By Gisela Valencia for FIU
Senior Joni Spencer is a force to reckon with.
The native of Antigua and Barbuda came to FIU in 2019 and built a top-notch academic career for herself. A chemistry and math major who currently boasts a 4.0 GPA, Spencer was part of a group of Panthers who participated in a Massachusetts Institute of Technology (MIT) research program this past summer. During the program, she analyzed ways to optimize a material for use in batteries for electrical cars — and how to make these cars a more efficient, sustainable alternative to combustion engine cars.
Spencer was recently named a finalist for the internationally recognized 2023 Rhodes Scholarship. The scholarship is often considered the most prestigious international program of its kind in the world and is also the oldest one, first started in 1902. If selected during the next round of interviews, Spencer would receive a scholarship to study full-time, post-graduation at the globally acclaimed University of Oxford.

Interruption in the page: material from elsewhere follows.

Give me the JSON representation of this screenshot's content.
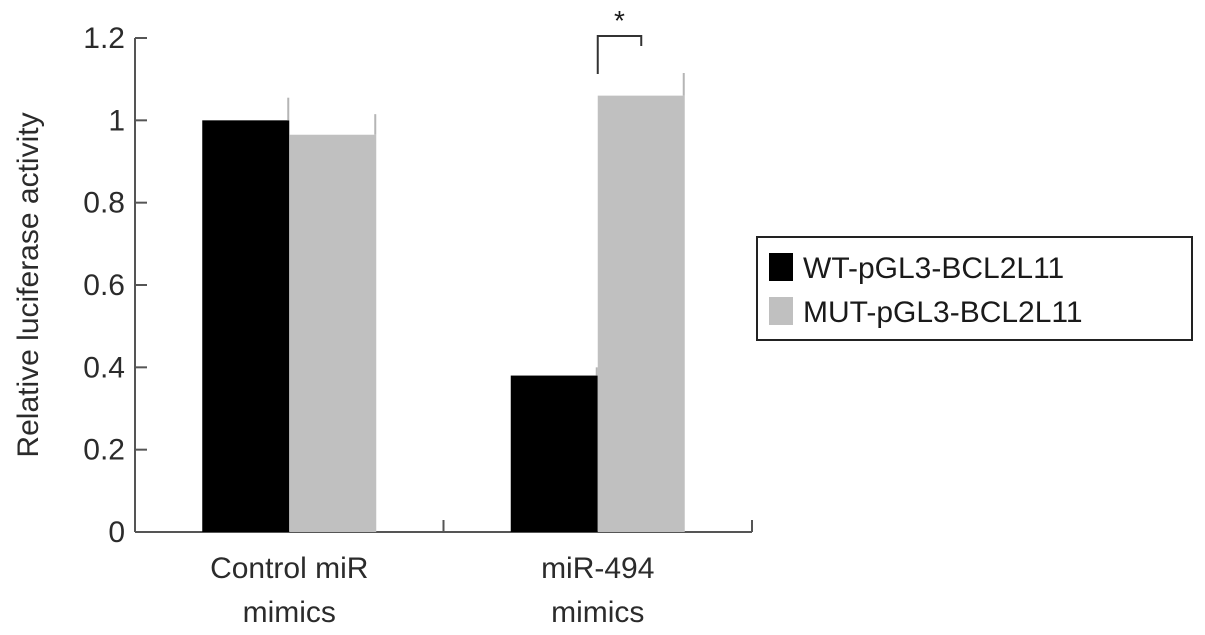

“I’m so excited,” Spencer says. “I came to study in the U.S. because I wanted to have access to people with different viewpoints. FIU is an incredible school. It has this international community. People at FIU, they are so passionate about their research and so interested in what they are doing. I have come to incorporate it into my life goals to constantly be in an environment with people like that. Going to Oxford would allow me to be in this kind of community, and it would also allow me to learn about more perspectives and viewpoints.”
At FIU, Spencer is part of a lab headed by Alexander Mebel, professor of chemistry and biochemistry, in which she studies chemical reactions that may allow life to be conducive in space. She is a student in the Honors College and a member of various organizations on campus, including the FIU Undergraduate Research Society, as well as a student leader in the National Society of Leadership and Success.

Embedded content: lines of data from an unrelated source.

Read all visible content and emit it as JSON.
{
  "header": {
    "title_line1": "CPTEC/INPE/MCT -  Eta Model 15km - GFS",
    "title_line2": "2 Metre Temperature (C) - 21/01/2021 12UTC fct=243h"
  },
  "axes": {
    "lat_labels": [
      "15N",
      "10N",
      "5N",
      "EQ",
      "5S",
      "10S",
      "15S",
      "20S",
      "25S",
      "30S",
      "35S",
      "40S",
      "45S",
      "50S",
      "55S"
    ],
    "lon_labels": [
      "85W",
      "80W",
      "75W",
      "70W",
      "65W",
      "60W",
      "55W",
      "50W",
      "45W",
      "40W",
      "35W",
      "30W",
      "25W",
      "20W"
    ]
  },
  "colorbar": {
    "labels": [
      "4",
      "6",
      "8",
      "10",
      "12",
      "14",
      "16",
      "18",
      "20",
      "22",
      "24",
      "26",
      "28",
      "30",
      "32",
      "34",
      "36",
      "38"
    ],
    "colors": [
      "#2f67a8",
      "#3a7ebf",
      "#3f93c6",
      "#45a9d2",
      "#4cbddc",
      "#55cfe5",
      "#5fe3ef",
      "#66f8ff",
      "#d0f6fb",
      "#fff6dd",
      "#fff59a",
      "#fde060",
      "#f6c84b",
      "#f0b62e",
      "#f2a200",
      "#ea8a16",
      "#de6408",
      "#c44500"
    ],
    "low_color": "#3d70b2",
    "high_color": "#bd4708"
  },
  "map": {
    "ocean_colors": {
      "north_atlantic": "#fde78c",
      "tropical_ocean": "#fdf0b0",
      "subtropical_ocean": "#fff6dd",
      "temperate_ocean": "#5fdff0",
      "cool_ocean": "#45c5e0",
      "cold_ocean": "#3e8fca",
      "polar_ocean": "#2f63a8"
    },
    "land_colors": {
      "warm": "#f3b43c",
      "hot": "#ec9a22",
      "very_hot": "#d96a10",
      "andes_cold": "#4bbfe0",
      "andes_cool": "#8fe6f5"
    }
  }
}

She is a peer learning assistant, helping students in Calculus 3 with their assignments. She was selected for this year’s UN-affiliated Millennium Fellowship, which will allow her to complete a project improving financial literacy among university students and young professionals. As part of a class she took last year with chemistry and biochemistry Professor David Chatfield, she and a group of students also analyzed possible drug treatments for COVID-19.
Spencer’s research specialty is computational chemistry, a type of chemistry that utilizes computer simulation to help in solving complex problems. Her goal is to use computational chemistry to uncover innovations for sustainable development, and ultimately, to help people protect themselves in the face of climate change.
She is particularly interested in discovering ways fuel cells — cells that do not produce carbon emissions — can be introduced and adopted in technology and products (like cars) in Antigua and Barbuda and across the Caribbean, which is often devastated by natural disasters like hurricanes. These regions, she says, would especially benefit from using renewable energy.
Scientific discoveries could also open the doors to increased alternatives and infrastructure that could help the region prepare for climate events, she adds.
“I want to make sure people get the resources they need in times of crisis,” she says. Her way of helping is through science.
She believes that computational chemistry and machine learning offer a particularly powerful tool to make a difference — and to become a better chemist.
“My knowledge of chemistry has been cemented by doing computational work because you need to know the ins and outs of chemistry,” she says. “The computer doesn’t have a brain. You have to tell it what to do. In the future, I want to make sure that we can find more efficient ways of using the computer for this. As a researcher, I want to use machine learning to study sustainability.”
Being a finalist for the Rhodes scholarship is an important step in Spencer achieving her goals and launching a career of impact.
“Joni is a remarkable young scholar,” says Director of Prestigious Scholar Development Ashley Kuntz. “Her faculty and research supervisors praise her intellect, character and work ethic. We can all be very proud she is representing FIU on the international stage. This is a well-deserved recognition of Joni’s academic accomplishments and of her potential to thrive as a graduate student at Oxford.”